Opinion
2003-04201.
Decided April 5, 2004.
In an action to recover damages for personal injuries, the plaintiff appeals from an order of the Supreme Court, Westchester County (Murphy, J.), dated April 23, 2003, which granted the defendant's motion for summary judgment dismissing the complaint on the ground that she did not sustain a serious injury within the meaning of Insurance Law § 5102(d).
M. Sean Duffy, White Plains, N.Y., for appellant.
Anthony J. Keogh, White Plains, N.Y., for respondent.
Before: MYRIAM J. ALTMAN, J.P., GABRIEL M. KRAUSMAN, GLORIA GOLDSTEIN, WILLIAM F. MASTRO, JJ.
DECISION ORDER
ORDERED that the order is affirmed, with costs.

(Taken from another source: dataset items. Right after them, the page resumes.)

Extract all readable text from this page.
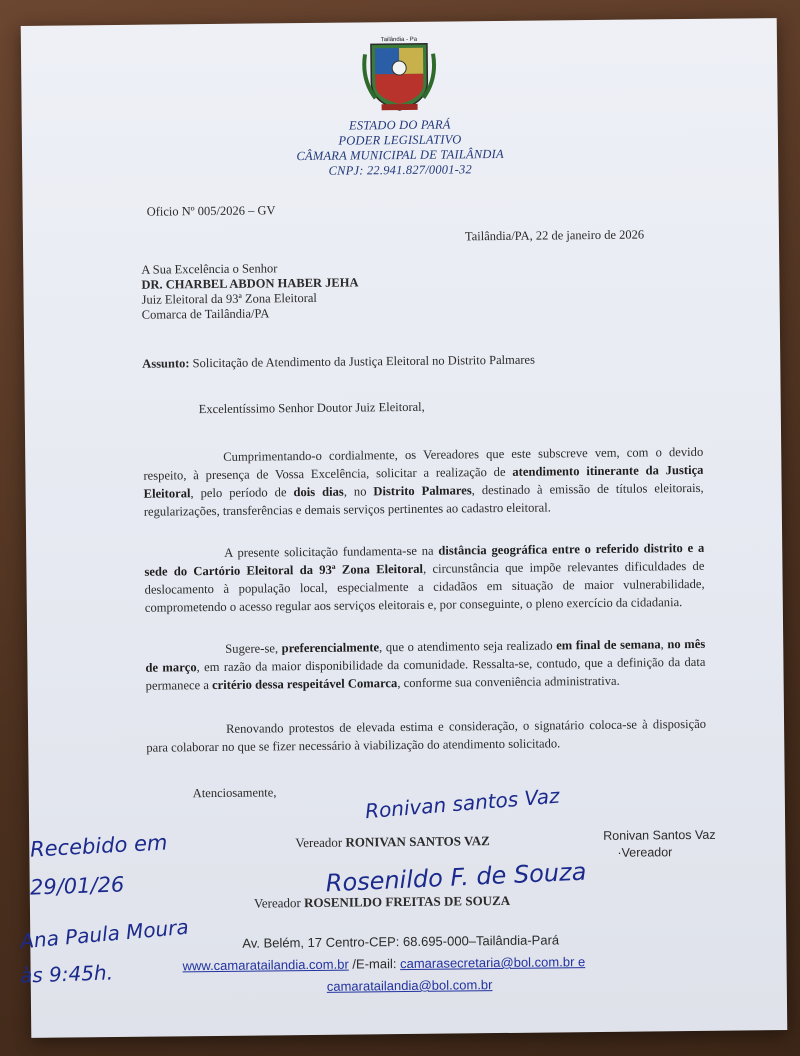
Tailândia - Pa
ESTADO DO PARÁ
PODER LEGISLATIVO
CÂMARA MUNICIPAL DE TAILÂNDIA
CNPJ: 22.941.827/0001-32
Oficio Nº 005/2026 – GV
Tailândia/PA, 22 de janeiro de 2026
A Sua Excelência o Senhor
DR. CHARBEL ABDON HABER JEHA
Juiz Eleitoral da 93ª Zona Eleitoral
Comarca de Tailândia/PA
Assunto: Solicitação de Atendimento da Justiça Eleitoral no Distrito Palmares
Excelentíssimo Senhor Doutor Juiz Eleitoral,
Cumprimentando-o cordialmente, os Vereadores que este subscreve vem, com o devido respeito, à presença de Vossa Excelência, solicitar a realização de atendimento itinerante da Justiça Eleitoral, pelo período de dois dias, no Distrito Palmares, destinado à emissão de títulos eleitorais, regularizações, transferências e demais serviços pertinentes ao cadastro eleitoral.
A presente solicitação fundamenta-se na distância geográfica entre o referido distrito e a sede do Cartório Eleitoral da 93ª Zona Eleitoral, circunstância que impõe relevantes dificuldades de deslocamento à população local, especialmente a cidadãos em situação de maior vulnerabilidade, comprometendo o acesso regular aos serviços eleitorais e, por conseguinte, o pleno exercício da cidadania.
Sugere-se, preferencialmente, que o atendimento seja realizado em final de semana, no mês de março, em razão da maior disponibilidade da comunidade. Ressalta-se, contudo, que a definição da data permanece a critério dessa respeitável Comarca, conforme sua conveniência administrativa.
Renovando protestos de elevada estima e consideração, o signatário coloca-se à disposição para colaborar no que se fizer necessário à viabilização do atendimento solicitado.
Atenciosamente,	Ronivan santos Vaz
Vereador RONIVAN SANTOS VAZ	Ronivan Santos Vaz
·Vereador
Rosenildo F. de Souza
Vereador ROSENILDO FREITAS DE SOUZA
Av. Belém, 17 Centro-CEP: 68.695-000–Tailândia-Pará
www.camaratailandia.com.br /E-mail: camarasecretaria@bol.com.br e
camaratailandia@bol.com.br
Recebido em
29/01/26
Ana Paula Moura
às 9:45h.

The defendant made a prima facie showing that the plaintiff did not sustain a serious injury within the meaning of Insurance Law § 5102(d) as a result of the subject motor vehicle accident ( see Toure v. Avis Rent a Car Sys., 98 N.Y.2d 345; Gaddy v. Eyler, 79 N.Y.2d 955). The affirmation of the plaintiff's physician, submitted in opposition to the defendant's motion, was based upon an examination conducted shortly after the accident and three years before the motion for summary judgment ( see Covington v. Cinnirella, 146 A.D.2d 565; also Zuckerman v. Karagjozi, 247 A.D.2d 536). This affirmation impermissibly relied upon the unsworn reports of other doctors ( see Friedman v. U-Haul Truck Rental, 216 A.D.2d 266) and upon the plaintiff's subjective complaints of pain ( see Barrett v. Howland, 202 A.D.2d 383; LeBrun v. Joyner, 195 A.D.2d 502; Coughlan v. Donnelly, 172 A.D.2d 480), and failed to take into account the fact that the plaintiff was injured in a subsequent automobile accident ( see Dimenshteyn v. Caruso, 262 A.D.2d 348). Accordingly, the Supreme Court properly granted the defendant's motion for summary judgment dismissing the complaint.
ALTMAN, J.P., KRAUSMAN, GOLDSTEIN and MASTRO, JJ., concur.